BUILDERS OF THE NATION

 

Grand Lodge

                                                                                                  P.O. Box 473032

                                                                                                  Garland, Texas 75047

 

November 24, 1987

 

Dear <Friend of The Ultimate Frontier>,

 

      Thank you for all the interesting information and the book. I value the insights and the special research you provide to me. I’m sorry to say that I didn’t receive all the things you sent me in October and November until today. The problem is that the address you used is obsolete. It belongs to someone else who hadn’t visited it since September since it rarely had anything in it. Please use my address above for prompt pickup. Just substitute my name for the lodge name but use the same box number and city.

      I too am sorry to have missed visiting with you while you were in Dallas. My name isn’t in the telephone directory; but if one calls information, they will give my number out since it isn’t “unlisted.” Incidentally, my personal phone number is the same as on this letterhead.

      The hollow earth hypothesis is a topic I’ve investigated at some length in the past, and I have come to the conclusion it is not founded in fact. As a matter of fact, Admiral Byrd and his family deny that he ever said anything that could be construed to support the hollow earth concept. Polar-orbited weather satellites, which pass over both poles a dozen times a day and can be monitored by anyone, simply do not support the goofy idea that there are huge holes at each pole where a ship or aircraft could pass into the earth’s interior. Seismologists who track the passage of earthquake vibrations around the surface, the mantle, and through the earth’s core refute the idea of the earth being hollow. The whole idea of people living in the center of our planet is reminiscent of the strange Nazi teachings of fifty years ago.

      Your conversation with Malcolm seems very consistent with the position he has stated to others. Half the Affiliates stopped tithing after the newsletter announcement that I was leaving the group under pressure. Many of them stated that my book had changed their life and that they were interested in helping to promote my work to achieve the Brotherhoods’ goals. If I was no longer to be associated with TSG, then they saw no point in contributing to the group. Malcolm has instituted a lawsuit to get a permanent injunction to keep me from contacting anyone through the group’s mailing list. This hopefully will prevent people who tithed to TSG from finding out what I’m doing or where I can be reached lest they start tithing to Builders of the Nation or to a fund to buy the island in the Pacific. The Trustees believe in discrediting me in order to prevent people from listening to me or the other members who oppose Malcolm’s flock. The tactic has been to call me a liar, fraud, and lecher who is mentally unbalanced, but this keeps backfiring when they try to promote my book as a means for recruiting new donors. People are smart enough to wonder why they sell a book of an author who the Trustees say is crazy. My book is their only real asset to attract new participants; so in order to counteract the book’s strangeness, the New Stelle Group’s mission statement eliminates my work as the basis of the group’s activities and doesn’t mention the Great Plan of the Brotherhoods or any effort on the part of TSG to fulfill that plan. The new direction eliminates virtually all the former goals of the group’s activities except to continue to underwrite the school for the children in the community of Stelle, Illinois, and provide a self-help psychological growth program for dues payers and tithers of a certain minimum amount of money.
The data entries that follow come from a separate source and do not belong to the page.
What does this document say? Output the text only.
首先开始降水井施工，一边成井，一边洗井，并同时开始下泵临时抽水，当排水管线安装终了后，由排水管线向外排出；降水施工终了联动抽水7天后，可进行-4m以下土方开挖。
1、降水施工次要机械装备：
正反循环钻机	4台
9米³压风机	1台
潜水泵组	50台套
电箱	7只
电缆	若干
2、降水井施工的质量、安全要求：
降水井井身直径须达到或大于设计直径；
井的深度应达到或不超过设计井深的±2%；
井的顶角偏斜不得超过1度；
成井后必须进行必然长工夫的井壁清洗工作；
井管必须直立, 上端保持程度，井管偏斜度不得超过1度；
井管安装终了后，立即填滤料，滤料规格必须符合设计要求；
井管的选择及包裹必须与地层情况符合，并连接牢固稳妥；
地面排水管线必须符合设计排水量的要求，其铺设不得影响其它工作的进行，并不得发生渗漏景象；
But these changes reflect Carnahan’s and Wilhelm’s views on distancing themselves from what has personally seemed to them an embarrassing philosophical position vis-à-vis people of science and the newsmedia. Henceforth, the TSG’s program will have virtually nothing to distinguish it from hundreds of other sellers of human-potential materials, But I suspect this will be a financial disaster since TSG people do not have the marketing skills to be competitive, and they don’t have the liquidity to advertise and develop such marketing.

      Everything that Robert Machiz and Malcolm have done during the last year and a half has served to further dismantle the group and waste its assets. As they laid off the workers on the staff to save money, the trustee-officers—Malcolm, Robert and Tim Wilhelm—maintained their salaries, which amount to a combined wage package of $104,000 per year. Malcolm’s wage package comes to $821 dollars a week, which is twice the tithes of all the Members and Resident Associates put together. I’ve had many members concede to me that the only thing that seems to keep the group together is Malcolm’s whipping up hatred of me as their common enemy. Attendance at the regular monthly TSG business meetings here in Dallas have dropped to 14 people and in Stelle to 5. Only the staunchest of Malcolm’s followers express interest in TSG as it is now headed. So I believe your evaluation of TSG as a dying entity facing bank­ruptcy is correct. The principal operational activity of TSG at this time is pouring thousands of dollars into legal fees every month in hopes of perman­ently muzzling me.

      I guess the thing everyone needs to concern themselves with in the world is the imminent financial collapse. I look forward to your analyses along this line. No one wants to be caught unaware. Thanks again for your assist­ance in this respect.

      I’m sorry that your mail was delayed in getting to me. Its arrival gave me lots of interesting reading all at once.